Will the QBO Advanced exam be more "how to" or "how do"?
QuickBooks exams for the most part have been how to until the QuickBooks Advanced exam came along. What I mean is that the curriculum for ProAdvisor certifications taught you how to use certain features of QB. For example how to properly set up items or enter credit card transactions, or when to use assembly items vs group items. The exams pretty much followed suite asking questions like which item type would be best in this case.
The QuickBooks Advanced exam on the other hand is very accounting theory based and really more of a how do you deal with this scenario. It requires analytic skills and abilities that stumped a lot of people who take the exam. The advanced exam was highly controversial in the first year or so because people criticized the fact that Intuit would ask what was wrong in a question and yet the only correct answer was a small portion of the errors present.

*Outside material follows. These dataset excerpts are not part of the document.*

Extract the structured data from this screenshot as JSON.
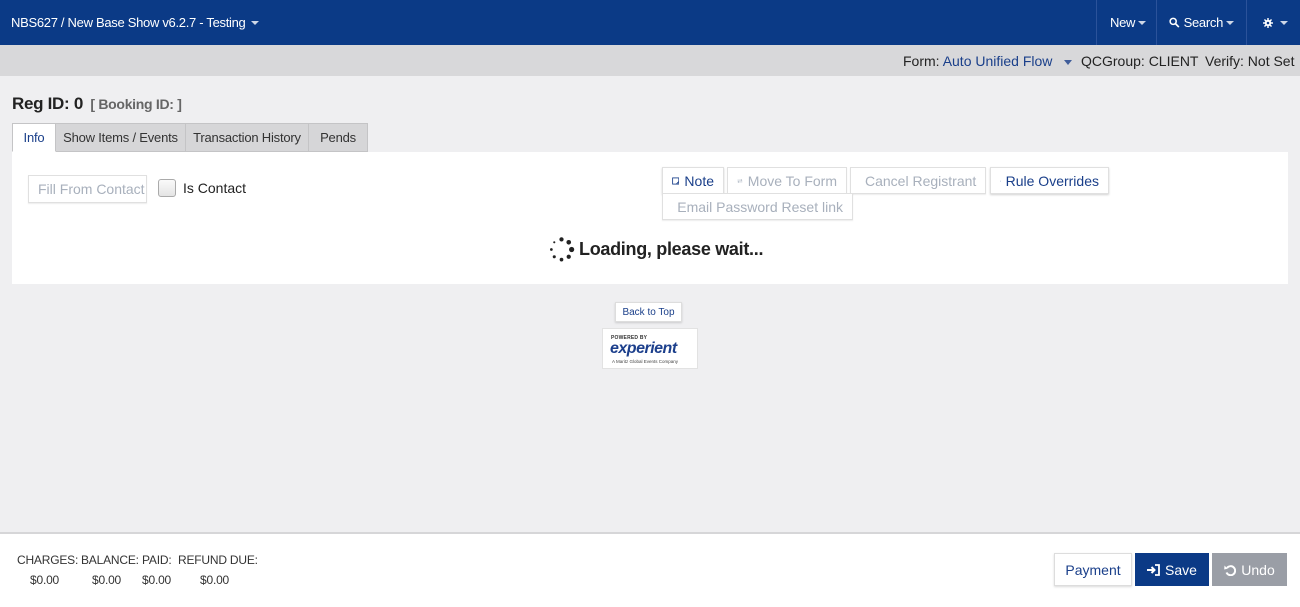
{
  "topbar": {
    "title": "NBS627 / New Base Show v6.2.7 - Testing",
    "new_label": "New",
    "search_label": "Search"
  },
  "subbar": {
    "form_label": "Form:",
    "form_value": "Auto Unified Flow",
    "qcgroup": "QCGroup: CLIENT",
    "verify": "Verify: Not Set"
  },
  "header": {
    "reg_id": "Reg ID: 0",
    "booking_id": "[ Booking ID: ]"
  },
  "tabs": [
    {
      "label": "Info",
      "active": true
    },
    {
      "label": "Show Items / Events",
      "active": false
    },
    {
      "label": "Transaction History",
      "active": false
    },
    {
      "label": "Pends",
      "active": false
    }
  ],
  "panel": {
    "fill_from_contact": "Fill From Contact",
    "is_contact_label": "Is Contact",
    "is_contact_checked": false,
    "note": "Note",
    "move_to_form": "Move To Form",
    "cancel_registrant": "Cancel Registrant",
    "rule_overrides": "Rule Overrides",
    "email_password_reset": "Email Password Reset link",
    "loading": "Loading, please wait..."
  },
  "back_to_top": "Back to Top",
  "logo": {
    "powered_by": "POWERED BY",
    "name": "experient",
    "tagline": "A Maritz Global Events Company"
  },
  "footer": {
    "charges_label": "CHARGES:",
    "charges_value": "$0.00",
    "balance_label": "BALANCE:",
    "balance_value": "$0.00",
    "paid_label": "PAID:",
    "paid_value": "$0.00",
    "refund_label": "REFUND DUE:",
    "refund_value": "$0.00",
    "payment": "Payment",
    "save": "Save",
    "undo": "Undo"
  },
  "colors": {
    "navbar": "#0b3a86",
    "accent": "#1a3f8a",
    "undo_button": "#9a9ea6"
  },
  "icons": [
    "caret-down-icon",
    "search-icon",
    "gear-icon",
    "note-icon",
    "arrows-icon",
    "close-icon",
    "lock-icon",
    "envelope-icon",
    "spinner-icon",
    "sign-in-icon",
    "undo-icon"
  ]
}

Michelle Long who began teaching a course on Preparing for the Advanced Exam use to teach that you had to answer the questions the Intuit way as laid out in the prep materials. Even a journal entry entered in the wrong order could result in a missed question. An example she gave is how many ways can you get 4 from just 2 numbers? (1+3, 2+2, 1 x 4, 2 x 2, etc.). If Intuit shows you 1+3 you better answer that way if you want to pass.
The QBO certification has been a very simple how to exam based on the online product, where do you access this feature kind of thing. Lots of training both live and recorded has been conducted to prepare almost anyone to get certified. The Cloud ProAdvisor program which is free as contrasted with the regular QuickBooks ProAdvisor program has brought in tens of thousands of ProAdvisors many who are getting certified in QBO.
So the question is, "will the Advanced QBO exam be more how to or how do"? Will Intuit be looking for highly knowledgeable accounting professionals to certify based on actual accounting principles or is this just a new bigger badge to layer on ProAdvisors who specialize in QBO as opposed to those that simply use the software to access their cloud clients?
The fact that Michelle Long, who has been teaching the QBO Exam preparation courses, along with the fact that she has consistently taught the Advanced Exam preparation course (and wrote the current materials for it) is going to be teaching the preparation course for the Advanced QBO Exam to be offered at next month's QuickBooks Connect should tell you something about the exam.
At this point I will just say that "a little bird told me....." (well, I bet you can guess the answer). But if I were you I wouldn't look for it to be nearly as simple as the current QBO exam.
I still haven't found the answers out to questions I had when I first heard about the new training. Must you be QBO certified to take the QBO Advanced exam? Why is QBO advanced available so soon, QuickBooks Advanced requires 3 years of QuickBooks certifications before becoming eligible? Last year Intuit said QBO cert would be only one year and the exam had to be taken at the end of 12 months, will Advanced replace that, and how long will Advanced cert be good for?
I guess we will find out the answer to these questions sooner or later, although it is starting to appear that you must be QBO Certified to take the QBO Advanced exam, but perhaps not to take the preparation course.
Unfortunately the little bird 'flew the coupe' before I could catch wind of any more secrets but you can be certain if I hear any other chirps about these details, you will be soon to know.